On Friday, former Pink Floyd guitarist David Gilmour unveiled his first solo album in nine years, titled Rattle That Lock. The rocker has since sat down with CBS This Morning to detail his latest solo venture for his first ever U.S. television interview.

His wife, Polly Samson, joined in on Saturday's interview that boasted details concerning the songwriting process, the ultimate ending of his group's classic rock tyranny and the death of keyboardist, Richard Wright. Having wrapped up his life-long Floyd jaunt with The Endless River, the 69-year-old guitarist detailed his mentality on crafting new music. "When you realize that you have a little germ of an idea that has - I suppose I can only say, has to me - a little taste of magic to it," Gilmour explained. "You have this idea that there are millions, literally, of people listening to it at the same time as you and that little strange telepathy of a feeling that you're sharing something live with all those people."

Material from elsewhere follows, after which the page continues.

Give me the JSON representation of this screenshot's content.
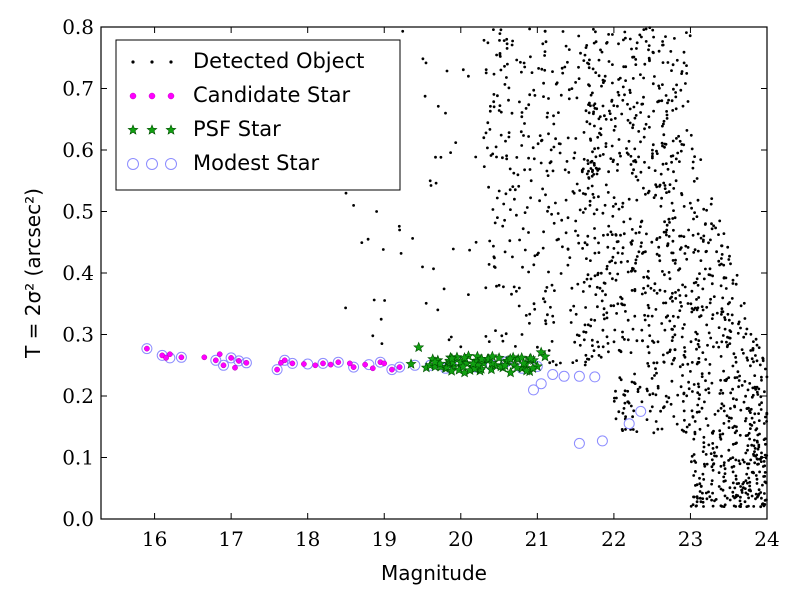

Samson, who lent a hand in penning lyrics for half of Rattle That Lock's 10 tracks, divulged how she carefully chose the words for each song. "I walk for miles with [the track] on repeat in my headphones ... But the more I walk with it and the more I listen to it, things just start emerging," Samson said. "And the music is so suggestive. I mean, David speaks with the guitar." Samson first offered her rhetoric to 1994's The Division Bell and admitted that it was a dooming task to follow the songwriting mastery of Roger Waters and Syd Barrett.

Rattle That Lock incorporates a homage track to the late Pink Floyd keyboardist, Richard Wright, called "A Boat Lies Waiting," Rolling Stone reports. The song samples Wright's voice laid over a lengthy piano introduction before Gilmour launches into the bulk of the music. "We've missed Rick as a friend, as a person, but I think it was at the point that you realized exactly what you'd lost in terms of music, you know, 50 years of reading each other's musical minds and what came out of that," Samson said to Gilmour, acknowledged her husband and the keyboardist endured musical "telepathy" with one another.

Gilmour once again confirmed that Pink Floyd has seen the end of an era with its 2014 swan song release of The Endless River. "It's impossible anyway to go back and do that properly without [Wright]. And there would be no great joy in it," Gilmour said. "It ran its course in a wonderful way. I don't miss it."